Maalesef bu toplu sözleşme döneminde de, geçtiğimiz yıllarda oynanan tiyatronun
son perdesini tüm memurlar olarak hep birlikte izleyeceğiz.
TOPLU SÖZLEŞME DEĞİL TOPLU TİYATRO
Peki neden toplu sözleşme yapılıyor derseniz? Millet bizi pazarda görsün mantığı.
Siz toplu sözleşme masasına otursanız da, oturmasanız da, %2,5 luk, %3,5 luk zamlara imza atsanız da atmasanız da, Yıllardan bu yana Sayın Cumhurbaşkanı ne takdir ettiyse memurlara o kadar zam verilmiştir.
Normal şartlarda toplu sözleşmede ne imzalanmışsa, onun dışına çıkılmaması gerekir. Ancak, toplu sözleşmenin bir hükmü olmadığı için, Sayın Cumhurbaşkanı 3 verdik diyor, hükümet 3 veriyor. 5 verdik diyor, hükümet 5 veriyor.
İddia ediyoruz ki, toplu sözleşmelerde yetkili olup, etkili olamayan siyasetin kontrolündeki sendikalar olmasaydı, bu gün memurun maaşı ve özlük hakları daha iyi olabilirdi.
TÜİK İNANDIRICILIĞINI YİTİRMİŞTİR.
Memur yıllarca, inandırıcılığını yitirmiş olan TÜİK’in enflasyon rakamlarıyla, yani sözde enflasyon oranlarında verildiği iddia edilen zamlarla her geçen gün fakirleşti.
Mesela, 2013 Yılında yapılan toplu sözleşmelerde hükümetin önerdiği (3+3) karşılığı olan 223 TL zam teklifine, Memur Sen kabul etmeyerek net 123 TL zamda ısrar etmiş, ısrarlar sonucunda hükümete daha az zammı kabul ettirmeyi başarmış ve memurların hükümetin teklifinden daha az zam almasını sağlayarak, işverenin teklifinden daha az maaş zammında ısrar edip, zam alarak, sendikacılık tarihine geçmişti.
Bu tür sendikalar maalesef memura kambur, devlete yüktür.
Maaşlarımız tek kalem olsun diyoruz 5 kalem oluyor.
Maaş zammında seyyanen verilen 8 bin TL taban aylığa yapılmayarak, emekli maaşının 4 bin TL, emekli ikramiyesinin de 200 bin TL eksik ödenmesi sağlanıyor.

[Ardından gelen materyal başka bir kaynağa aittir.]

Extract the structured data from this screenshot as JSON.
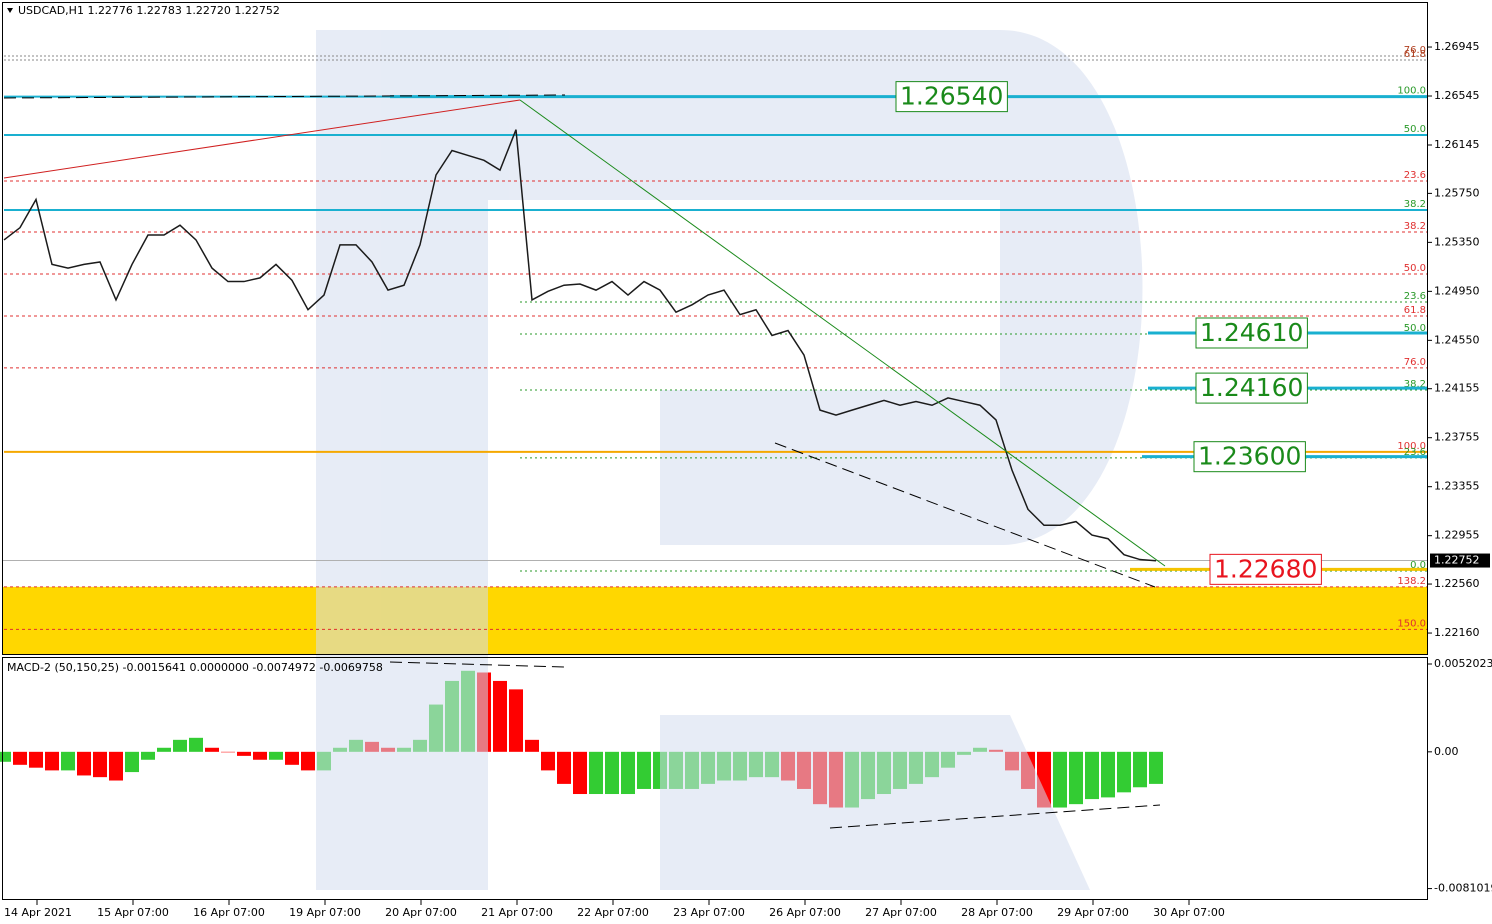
{
  "chart_data": [
    {
      "type": "line",
      "title": "USDCAD,H1 1.22776 1.22783 1.22720 1.22752",
      "color": "#1b1b1b",
      "values": [
        1.2537,
        1.2547,
        1.257,
        1.2517,
        1.2514,
        1.2517,
        1.2519,
        1.2488,
        1.2517,
        1.2541,
        1.2541,
        1.2549,
        1.2537,
        1.2514,
        1.2503,
        1.2503,
        1.2506,
        1.2517,
        1.2504,
        1.248,
        1.2492,
        1.2533,
        1.2533,
        1.2519,
        1.2496,
        1.25,
        1.2533,
        1.259,
        1.261,
        1.2606,
        1.2602,
        1.2594,
        1.2627,
        1.2488,
        1.2495,
        1.25,
        1.2501,
        1.2496,
        1.2503,
        1.2492,
        1.2503,
        1.2496,
        1.2478,
        1.2484,
        1.2492,
        1.2496,
        1.2476,
        1.248,
        1.2459,
        1.2463,
        1.2443,
        1.2398,
        1.2394,
        1.2398,
        1.2402,
        1.2406,
        1.2402,
        1.2405,
        1.2402,
        1.2408,
        1.2405,
        1.2402,
        1.239,
        1.2349,
        1.2317,
        1.2304,
        1.2304,
        1.2307,
        1.2296,
        1.2293,
        1.228,
        1.2276,
        1.2275
      ],
      "ylim": [
        1.21997,
        1.27329
      ],
      "yticks": [
        1.26945,
        1.26545,
        1.26145,
        {
          "value": 1.2575,
          "label": "1.25750"
        },
        {
          "value": 1.2535,
          "label": "1.25350"
        },
        {
          "value": 1.2495,
          "label": "1.24950"
        },
        {
          "value": 1.2455,
          "label": "1.24550"
        },
        1.24155,
        1.23755,
        1.23355,
        1.22955,
        {
          "value": 1.2256,
          "label": "1.22560"
        },
        {
          "value": 1.2216,
          "label": "1.22160"
        }
      ],
      "xlabels": [
        "14 Apr 2021",
        "15 Apr 07:00",
        "16 Apr 07:00",
        "19 Apr 07:00",
        "20 Apr 07:00",
        "21 Apr 07:00",
        "22 Apr 07:00",
        "23 Apr 07:00",
        "26 Apr 07:00",
        "27 Apr 07:00",
        "28 Apr 07:00",
        "29 Apr 07:00",
        "30 Apr 07:00"
      ],
      "zone": {
        "top": 1.22537,
        "color": "#ffd700"
      },
      "levels": [
        {
          "label": "76.0",
          "price": 1.26872,
          "kind": "gray"
        },
        {
          "label": "61.8",
          "price": 1.26839,
          "kind": "gray"
        },
        {
          "label": "100.0",
          "price": 1.2654,
          "kind": "cyan"
        },
        {
          "label": "50.0",
          "price": 1.26227,
          "kind": "cyan"
        },
        {
          "label": "23.6",
          "price": 1.25851,
          "kind": "red"
        },
        {
          "label": "38.2",
          "price": 1.25614,
          "kind": "cyan"
        },
        {
          "label": "38.2",
          "price": 1.25435,
          "kind": "red"
        },
        {
          "label": "50.0",
          "price": 1.25092,
          "kind": "red"
        },
        {
          "label": "23.6",
          "price": 1.24863,
          "kind": "green"
        },
        {
          "label": "61.8",
          "price": 1.24749,
          "kind": "red"
        },
        {
          "label": "50.0",
          "price": 1.24602,
          "kind": "green"
        },
        {
          "label": "76.0",
          "price": 1.24325,
          "kind": "red"
        },
        {
          "label": "38.2",
          "price": 1.24145,
          "kind": "green"
        },
        {
          "label": "100.0",
          "price": 1.23639,
          "kind": "orange"
        },
        {
          "label": "23.6",
          "price": 1.2359,
          "kind": "green"
        },
        {
          "label": "0.0",
          "price": 1.22667,
          "kind": "green"
        },
        {
          "label": "138.2",
          "price": 1.22537,
          "kind": "red"
        },
        {
          "label": "150.0",
          "price": 1.2219,
          "kind": "red"
        }
      ],
      "callouts": [
        {
          "label": "1.26540",
          "price": 1.2654,
          "color": "#1a8a1a",
          "line": "#1ab0d0"
        },
        {
          "label": "1.24610",
          "price": 1.2461,
          "color": "#1a8a1a",
          "line": "#1ab0d0"
        },
        {
          "label": "1.24160",
          "price": 1.2416,
          "color": "#1a8a1a",
          "line": "#1ab0d0"
        },
        {
          "label": "1.23600",
          "price": 1.236,
          "color": "#1a8a1a",
          "line": "#1ab0d0"
        },
        {
          "label": "1.22680",
          "price": 1.2268,
          "color": "#e8141e",
          "line": "#f5c400"
        }
      ],
      "last": {
        "label": "1.22752",
        "price": 1.22752
      }
    },
    {
      "type": "bar",
      "title": "MACD-2 (50,150,25) -0.0015641 0.0000000 -0.0074972 -0.0069758",
      "colors": {
        "up": "#33cc33",
        "down": "#ff0000"
      },
      "values": [
        -0.00059,
        -0.00077,
        -0.00094,
        -0.0011,
        -0.0011,
        -0.0014,
        -0.0015,
        -0.0017,
        -0.0012,
        -0.00047,
        0.00024,
        0.00071,
        0.00083,
        0.00024,
        0,
        -0.00024,
        -0.00047,
        -0.00047,
        -0.00077,
        -0.0011,
        -0.0011,
        0.00024,
        0.00071,
        0.00059,
        0.00024,
        0.00024,
        0.00071,
        0.0028,
        0.0042,
        0.0048,
        0.0047,
        0.0042,
        0.0037,
        0.00071,
        -0.0011,
        -0.0019,
        -0.0025,
        -0.0025,
        -0.0025,
        -0.0025,
        -0.0022,
        -0.0022,
        -0.0022,
        -0.0022,
        -0.0019,
        -0.0017,
        -0.0017,
        -0.0015,
        -0.0015,
        -0.0017,
        -0.0022,
        -0.0031,
        -0.0033,
        -0.0033,
        -0.0028,
        -0.0025,
        -0.0022,
        -0.0019,
        -0.0015,
        -0.00094,
        -0.00018,
        0.00024,
        0.00012,
        -0.0011,
        -0.0022,
        -0.0033,
        -0.0033,
        -0.0031,
        -0.0028,
        -0.0027,
        -0.0024,
        -0.0021,
        -0.0019
      ],
      "ylim": [
        -0.00866,
        0.00544
      ],
      "yticks": [
        0.0052023,
        {
          "value": 0,
          "label": "0.00"
        },
        -0.0081019
      ]
    }
  ]
}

Gerekli yasal düzenlemelerin yapılmamasından dolayı sağlıkta şiddet artarak devam ediyor. Hastane girişlerine konan X RAY cihazları hiçbir işe yaramıyor. Hasta yakınları belinde silahla hastanelerde geziniyor. Uygulanan sağlık politikalarından dolayı her gün onlarca sağlık çalışanımız şiddete maruz kalmaktadır. Sağlıkta şiddet adeta sağlıkta teröre dönüşmüştür.
Sözleşmeli yöneticilikle hastane yönetimlerinde liyakat yok. Adalet yok. Çalışma huzuru yok.
Tüm bu gerekçelerle siyasi partilerin emir eri olan sendikaların dışında olan 19 sendika ve 2 Aile hekimliği derneğiyle iki günlük iş bırakma eylemi yapılmaktadır.